According to a recent examination of public and proprietary information between 2010 and 2022, hospitals merger agreements in the U.S. were two times more likely to announce a breach of data in the year before and after completion.

Data breaches within the two-year contract window have a likelihood of around 6%, according to research undertaken by a PhD student at the University of Texas at Dallas. Outside of that time frame, the likelihood of a data breach at those same hospitals was 3%.

The study author, Nan Clement, stated that the period leading up to and after a merger deal has been shown to be quite risky. There are two distinct outcomes that might happen before and after the sale closes, both of which pose a higher risk.

Outcomes of Hospital Mergers

  • The first outcome happens prior to the closing, when hackers have more information to work with because of the flood of publicly available data on the hospitals and the purchasers. 
  • There was a 1.98 percentage point spike in hacking incidents over this time period, which corresponded with hospital consolidation.
  • According to Clement’s analysis, interest in the merger would peak about eight months before the official signing date, which is consistent with previous studies showing that hackers frequently utilize Google to locate possible targets.
  • In the second high-risk window, hospitals spend considerable time integrating their IT infrastructure. 
  • Clement discovered here that there was an increase of 1.62 percentage points in data breaches caused by incompatibilities across EHR systems.

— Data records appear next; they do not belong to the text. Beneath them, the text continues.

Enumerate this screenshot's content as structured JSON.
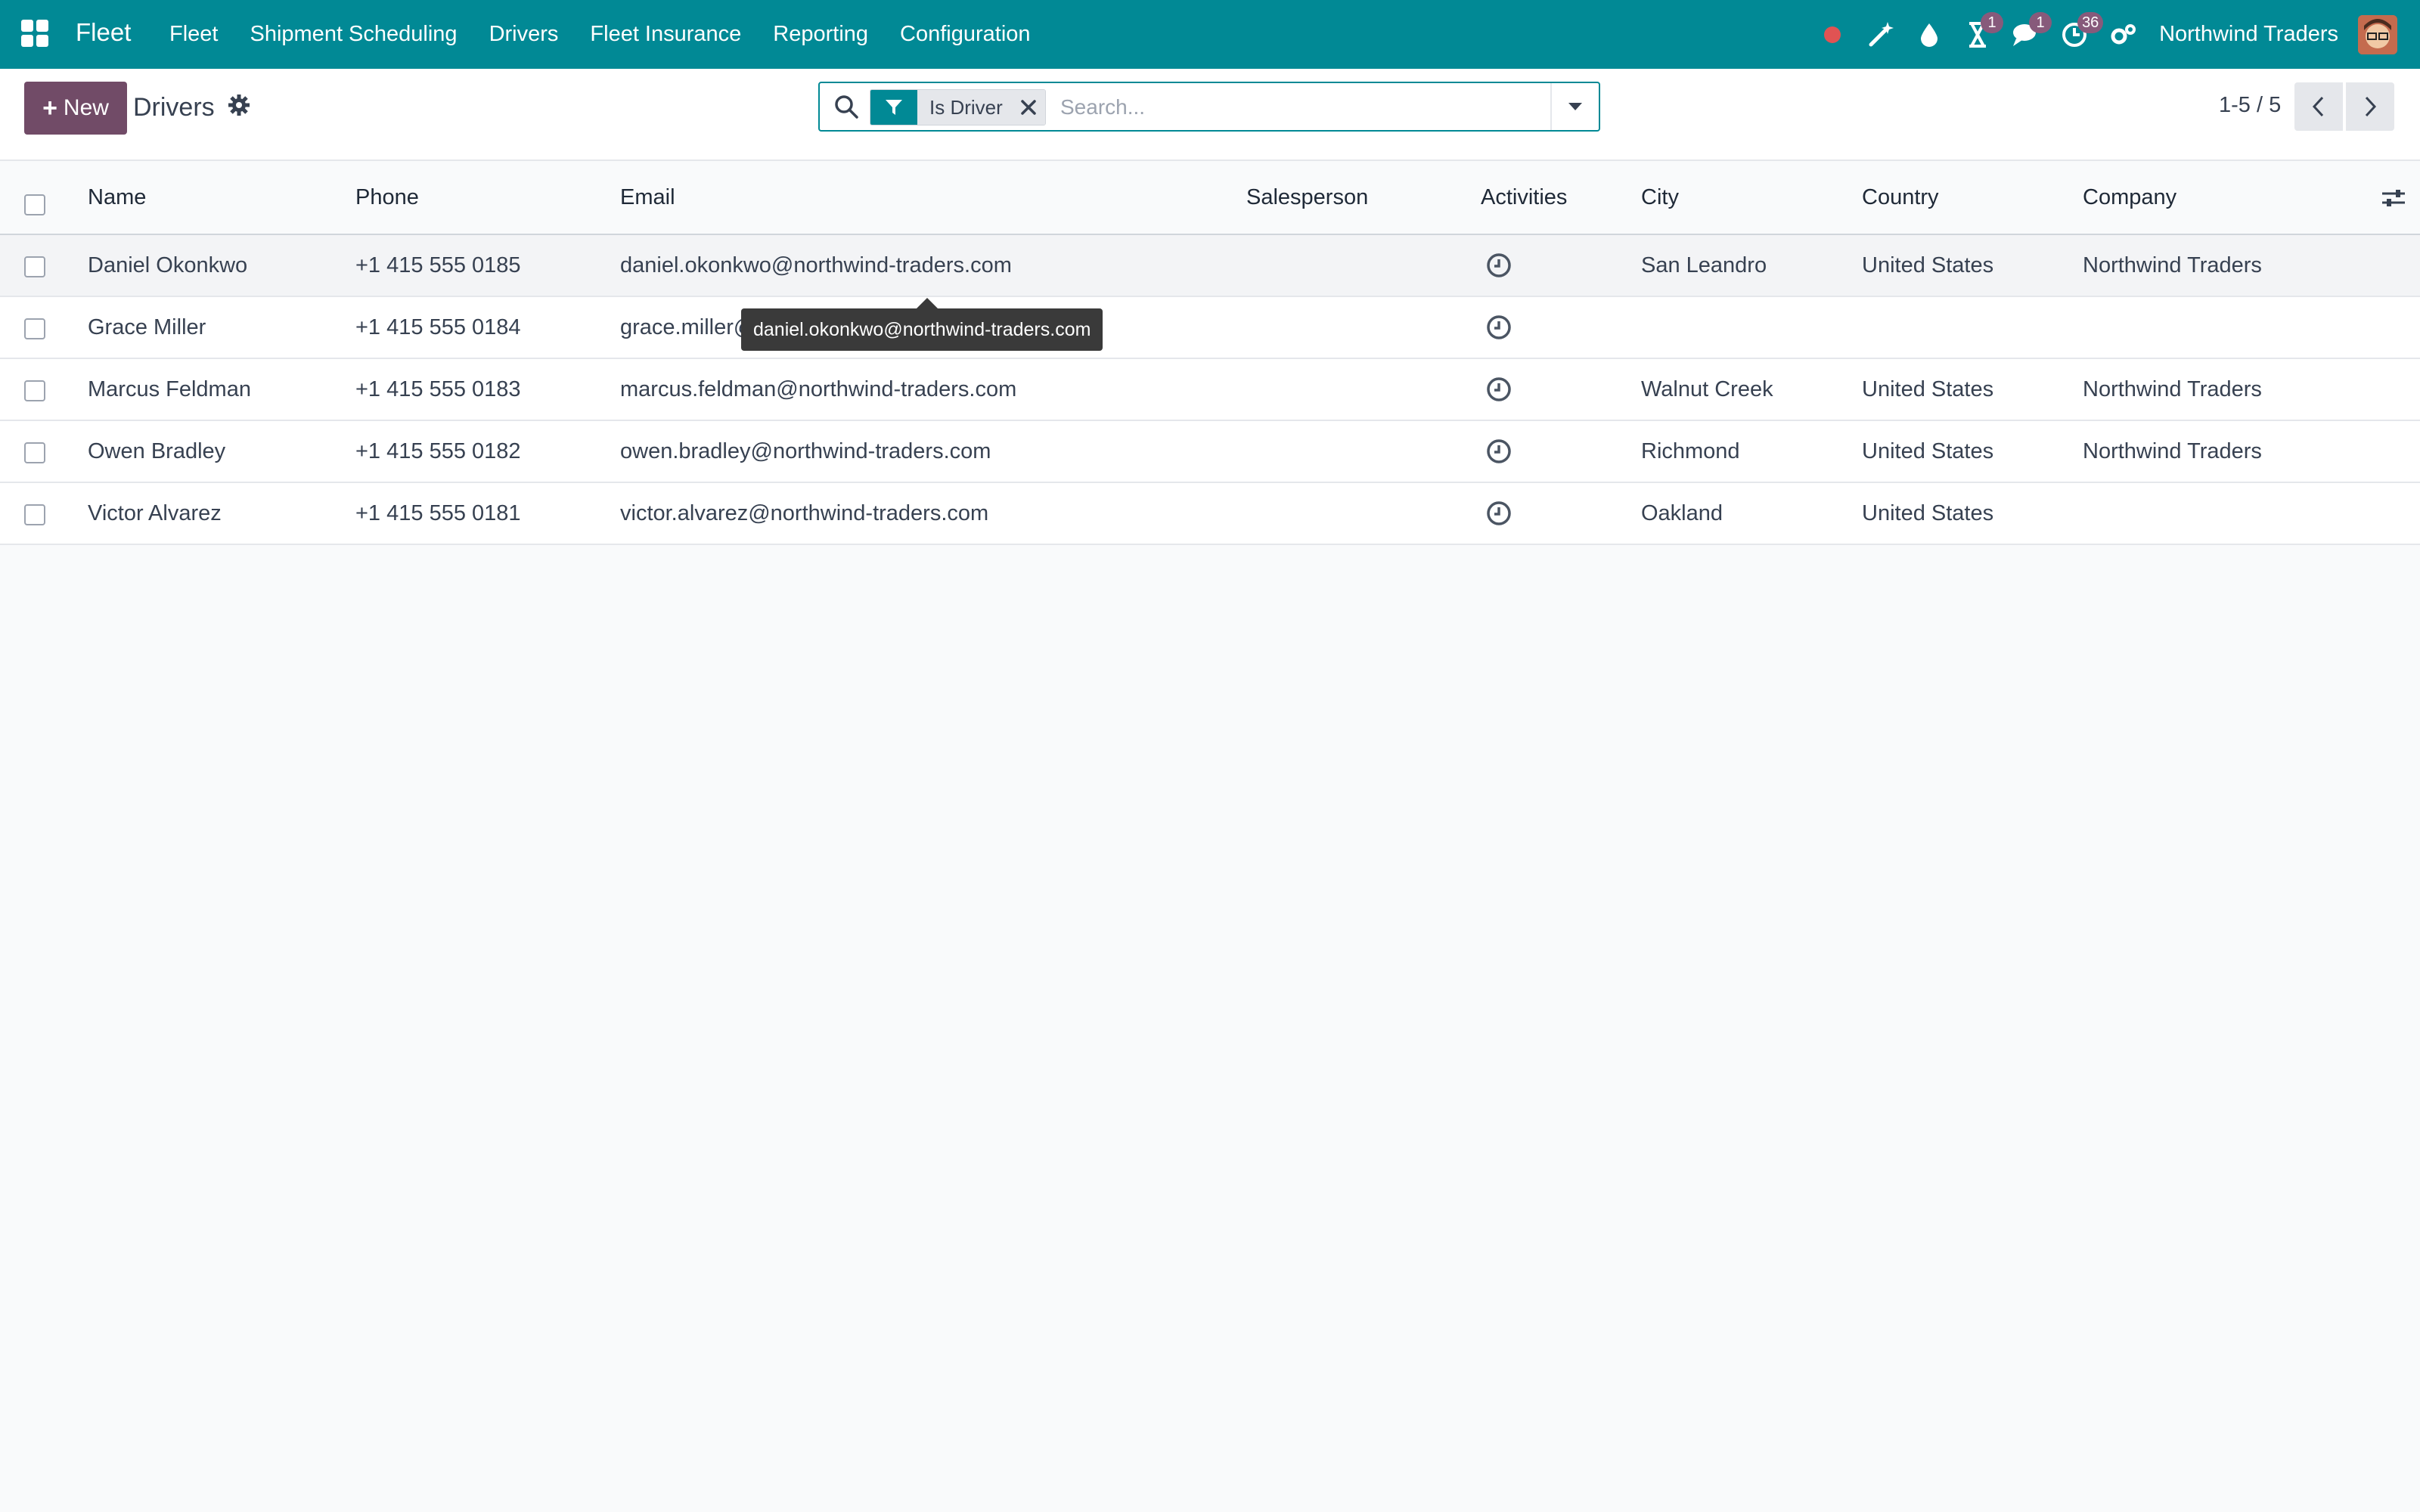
{
  "navbar": {
    "brand": "Fleet",
    "menu": [
      "Fleet",
      "Shipment Scheduling",
      "Drivers",
      "Fleet Insurance",
      "Reporting",
      "Configuration"
    ],
    "badges": {
      "activity_hourglass": "1",
      "messages": "1",
      "clock": "36"
    },
    "company": "Northwind Traders",
    "colors": {
      "bar": "#018995",
      "badge": "#875a7b",
      "record": "#e05353"
    }
  },
  "control": {
    "new_label": "New",
    "breadcrumb": "Drivers",
    "search": {
      "facet_label": "Is Driver",
      "placeholder": "Search..."
    },
    "pager": "1-5 / 5"
  },
  "list": {
    "columns": [
      "Name",
      "Phone",
      "Email",
      "Salesperson",
      "Activities",
      "City",
      "Country",
      "Company"
    ],
    "rows": [
      {
        "name": "Daniel Okonkwo",
        "phone": "+1 415 555 0185",
        "email": "daniel.okonkwo@northwind-traders.com",
        "salesperson": "",
        "city": "San Leandro",
        "country": "United States",
        "company": "Northwind Traders"
      },
      {
        "name": "Grace Miller",
        "phone": "+1 415 555 0184",
        "email": "grace.miller@northwind-traders.com",
        "salesperson": "",
        "city": "",
        "country": "",
        "company": ""
      },
      {
        "name": "Marcus Feldman",
        "phone": "+1 415 555 0183",
        "email": "marcus.feldman@northwind-traders.com",
        "salesperson": "",
        "city": "Walnut Creek",
        "country": "United States",
        "company": "Northwind Traders"
      },
      {
        "name": "Owen Bradley",
        "phone": "+1 415 555 0182",
        "email": "owen.bradley@northwind-traders.com",
        "salesperson": "",
        "city": "Richmond",
        "country": "United States",
        "company": "Northwind Traders"
      },
      {
        "name": "Victor Alvarez",
        "phone": "+1 415 555 0181",
        "email": "victor.alvarez@northwind-traders.com",
        "salesperson": "",
        "city": "Oakland",
        "country": "United States",
        "company": ""
      }
    ]
  },
  "tooltip": "daniel.okonkwo@northwind-traders.com"
}
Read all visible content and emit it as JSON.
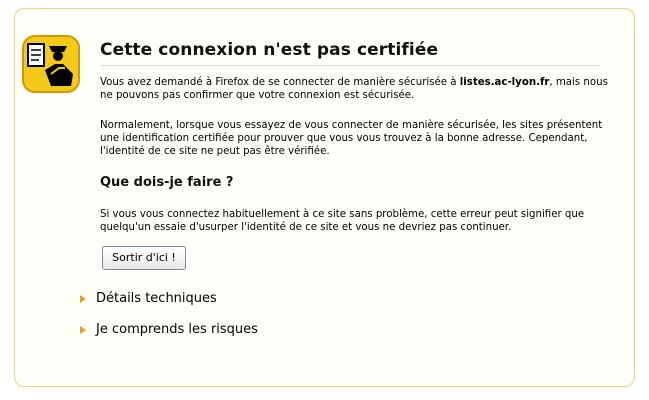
{
  "title": "Cette connexion n'est pas certifiée",
  "para1_prefix": "Vous avez demandé à Firefox de se connecter de manière sécurisée à ",
  "para1_host": "listes.ac-lyon.fr",
  "para1_suffix": ", mais nous ne pouvons pas confirmer que votre connexion est sécurisée.",
  "para2": "Normalement, lorsque vous essayez de vous connecter de manière sécurisée, les sites présentent une identification certifiée pour prouver que vous vous trouvez à la bonne adresse. Cependant, l'identité de ce site ne peut pas être vérifiée.",
  "subtitle": "Que dois-je faire ?",
  "para3": "Si vous vous connectez habituellement à ce site sans problème, cette erreur peut signifier que quelqu'un essaie d'usurper l'identité de ce site et vous ne devriez pas continuer.",
  "button_label": "Sortir d'ici !",
  "expanders": [
    {
      "label": "Détails techniques"
    },
    {
      "label": "Je comprends les risques"
    }
  ],
  "icon": "security-officer-icon",
  "colors": {
    "frame_border": "#f0cf78",
    "arrow": "#e6a11a",
    "icon_bg": "#f3c91a"
  }
}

Clement’s study found that outside of the larger risks over the two-year merger period, a rise in hacking events rather than insider fraud breaches is the primary driver of an increase in data breaches throughout merger phases.

The data also revealed an uptick in ransomware attacks on hospitals – which may result in potentially life-threatening interruptions to patient care – both overall and particularly in the year leading up to the closing date.

Clement also discovered proof that a hospital’s organizational capital influenced the danger of a data leak during a merger. The likelihood of a data breach was lower for purchased hospitals that weren’t in financial crisis, those that had a publicly owned purchaser, and, in particular, for publicly owned hospitals being purchased.

According to the Office for Civil Rights, there were almost 300 breaches in the healthcare industry in the first half of 2023, impacting over 39 million people. In 2022, the average cost of a data breach to a healthcare business was $10.1 million, a 9.4% rise from 2021 and far more than the mean cost for any other industry.